It isn’t just big projects that benefit from CPTED. The skatepark being constructed down the road from me in Sumner is replacing a popular skate ramp that has been enjoyed for years on the corner of Main Rd, basically in the centre of the village. The existing site is highly visible to people, which deters nefarious activities. The new site is tucked back away from the main road and therefore the number of eyes on it will be fewer. It’s also much larger, so will attract more users.

I spent all my spare time skating as a teenager, so I welcome this venture. While it now looks to me like a broken hip, it would once have filled me with tremendous joy. But I do rather hope it has been designed with CPTED principles at front of mind. If it has, it will not be because of the council. New builds always promise tremendous community benefits, but the reality is – and goodness knows there are plenty of examples – they can also bring problems.

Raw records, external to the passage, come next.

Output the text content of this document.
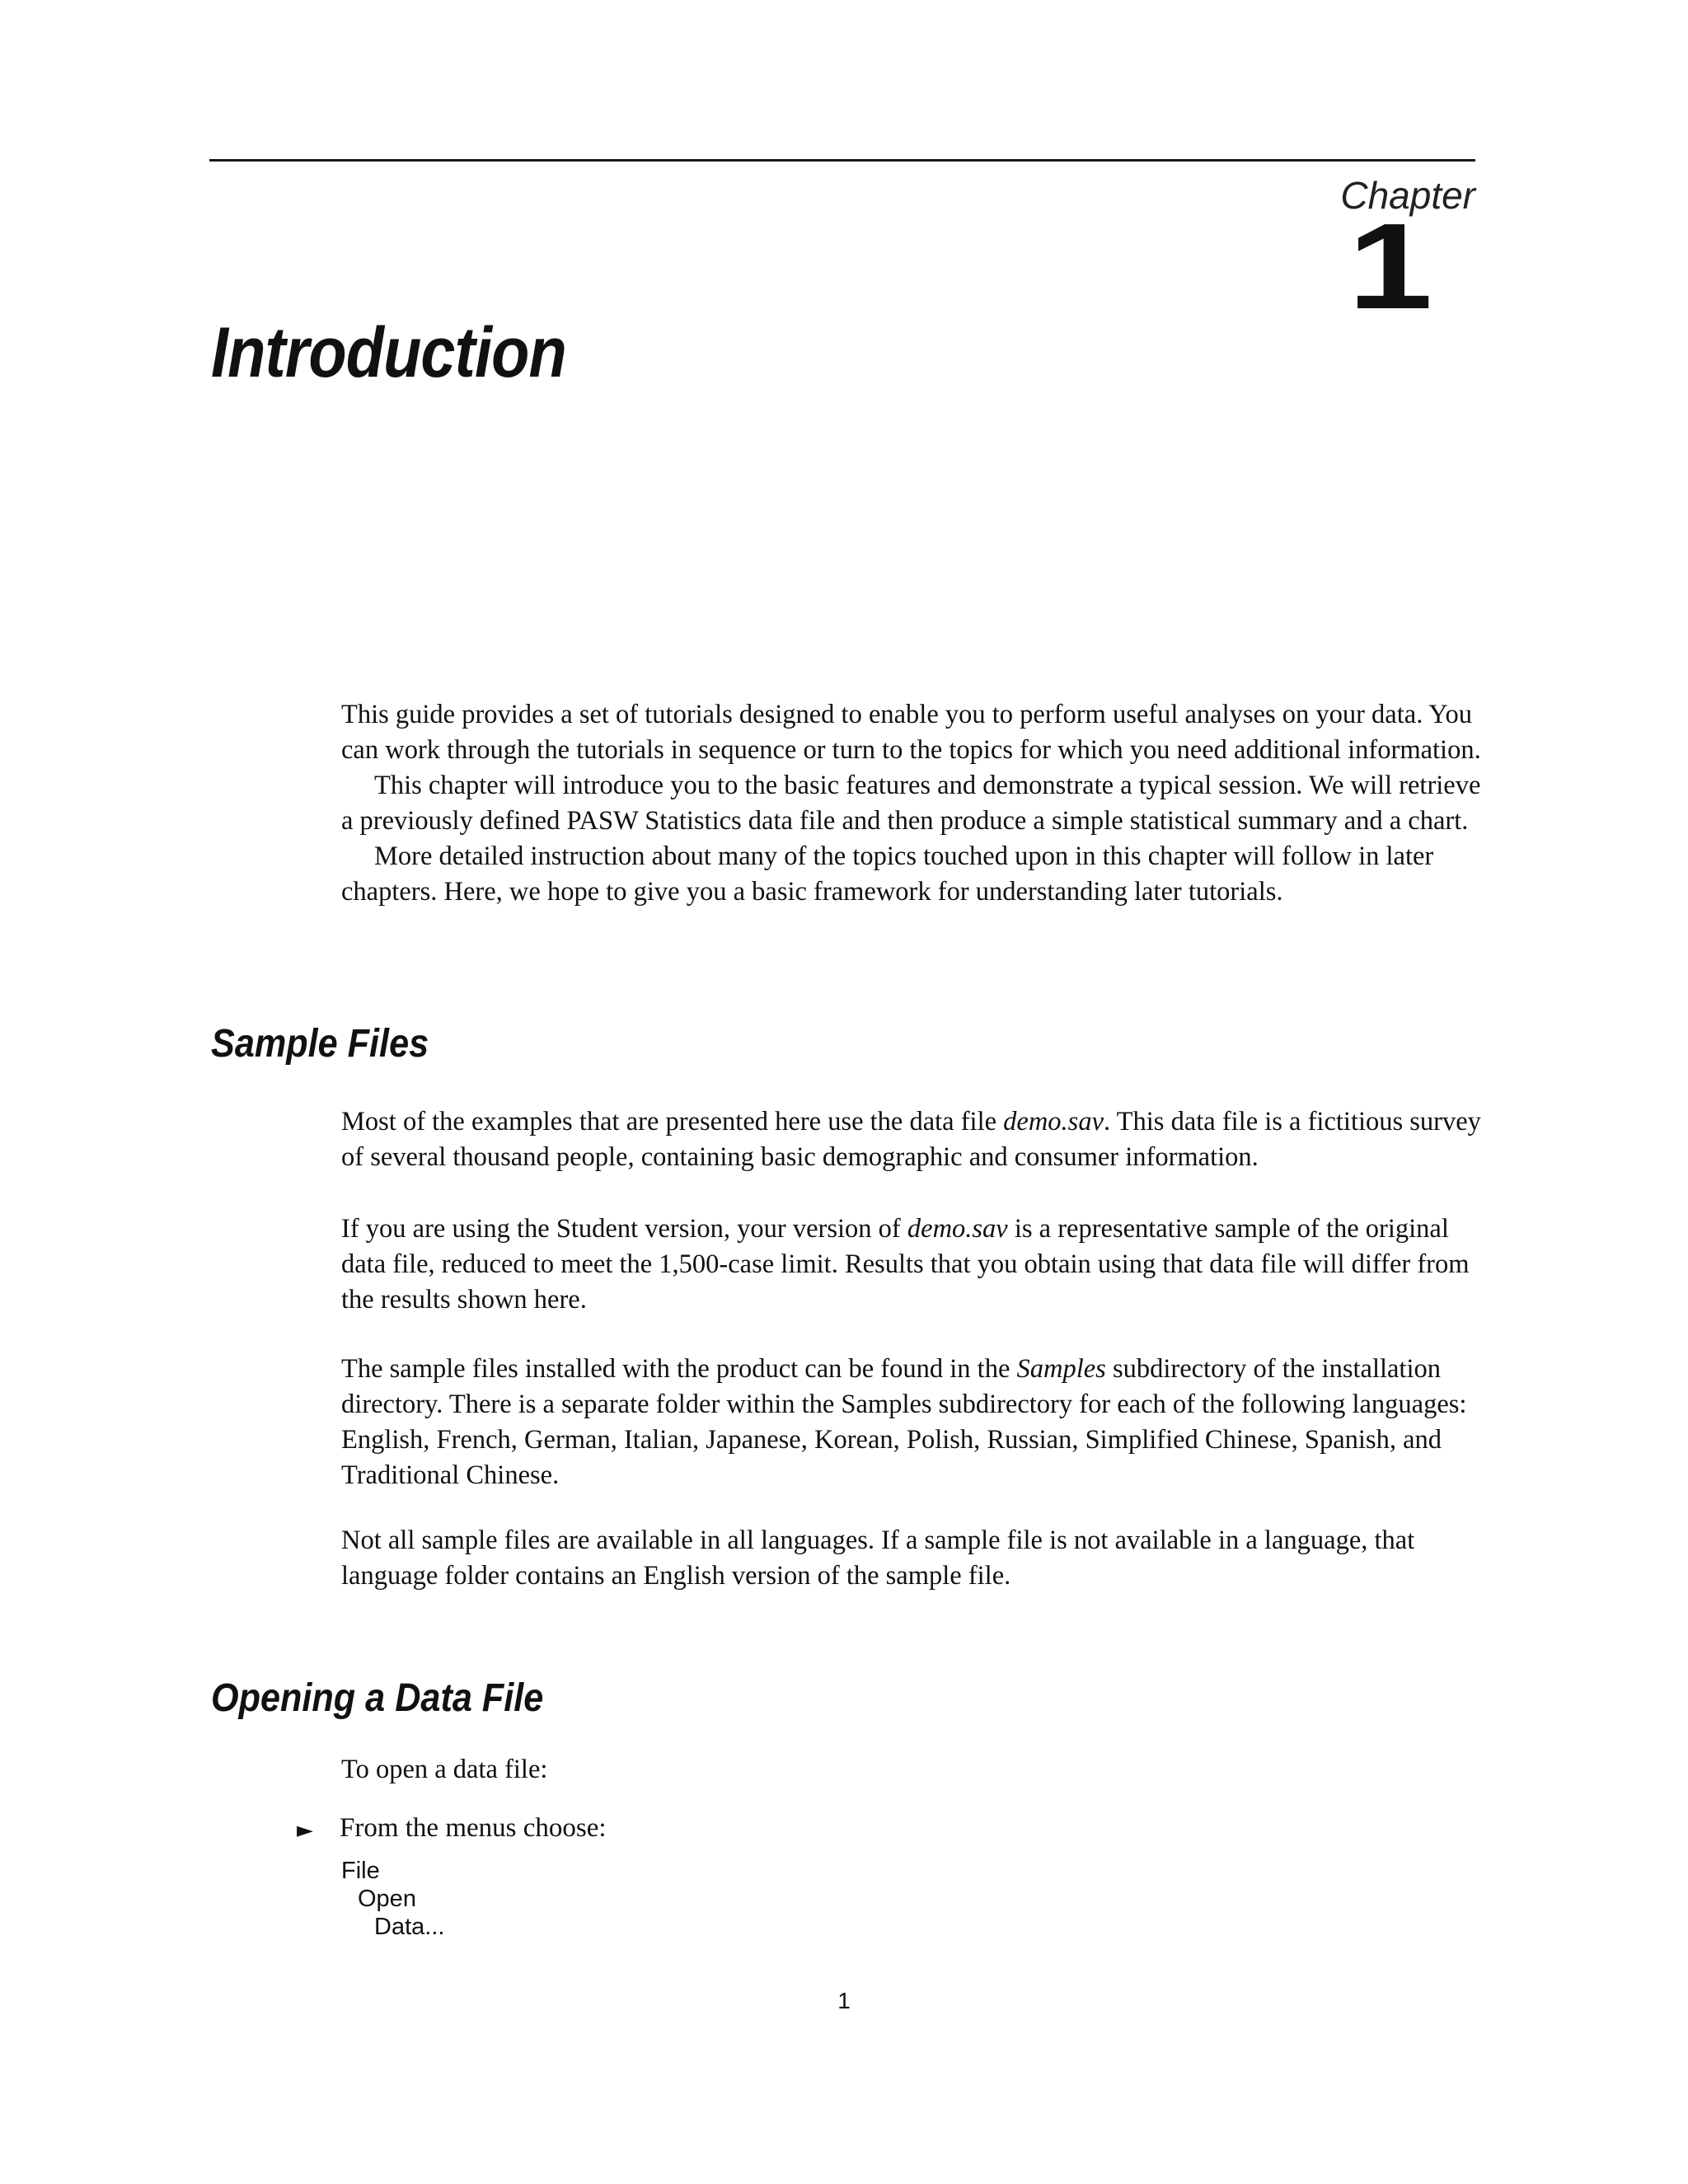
Chapter
1
Introduction

This guide provides a set of tutorials designed to enable you to perform useful analyses on your data. You can work through the tutorials in sequence or turn to the topics for which you need additional information.

This chapter will introduce you to the basic features and demonstrate a typical session. We will retrieve a previously defined PASW Statistics data file and then produce a simple statistical summary and a chart.

More detailed instruction about many of the topics touched upon in this chapter will follow in later chapters. Here, we hope to give you a basic framework for understanding later tutorials.

Sample Files

Most of the examples that are presented here use the data file demo.sav. This data file is a fictitious survey of several thousand people, containing basic demographic and consumer information.

If you are using the Student version, your version of demo.sav is a representative sample of the original data file, reduced to meet the 1,500-case limit. Results that you obtain using that data file will differ from the results shown here.

The sample files installed with the product can be found in the Samples subdirectory of the installation directory. There is a separate folder within the Samples subdirectory for each of the following languages: English, French, German, Italian, Japanese, Korean, Polish, Russian, Simplified Chinese, Spanish, and Traditional Chinese.

Not all sample files are available in all languages. If a sample file is not available in a language, that language folder contains an English version of the sample file.

Opening a Data File

To open a data file:

► From the menus choose:
File
Open
Data...
1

One new bus hub I evaluated in Riccarton was not designed with CPTED and immediately became a crime hotspot. To retrofit CPTED factors after the fact can be costly, and sometimes embedded behaviours can be hard to break.

As a community, we often share concerns around crime, and these are almost always sparked by criminal events, meaning the debate is always after the fact. We need to get much smarter about things and get ahead of the game, CPTED is one tool to do just that.

The payoff is not just less crime, it also means more liveable spaces and better communities.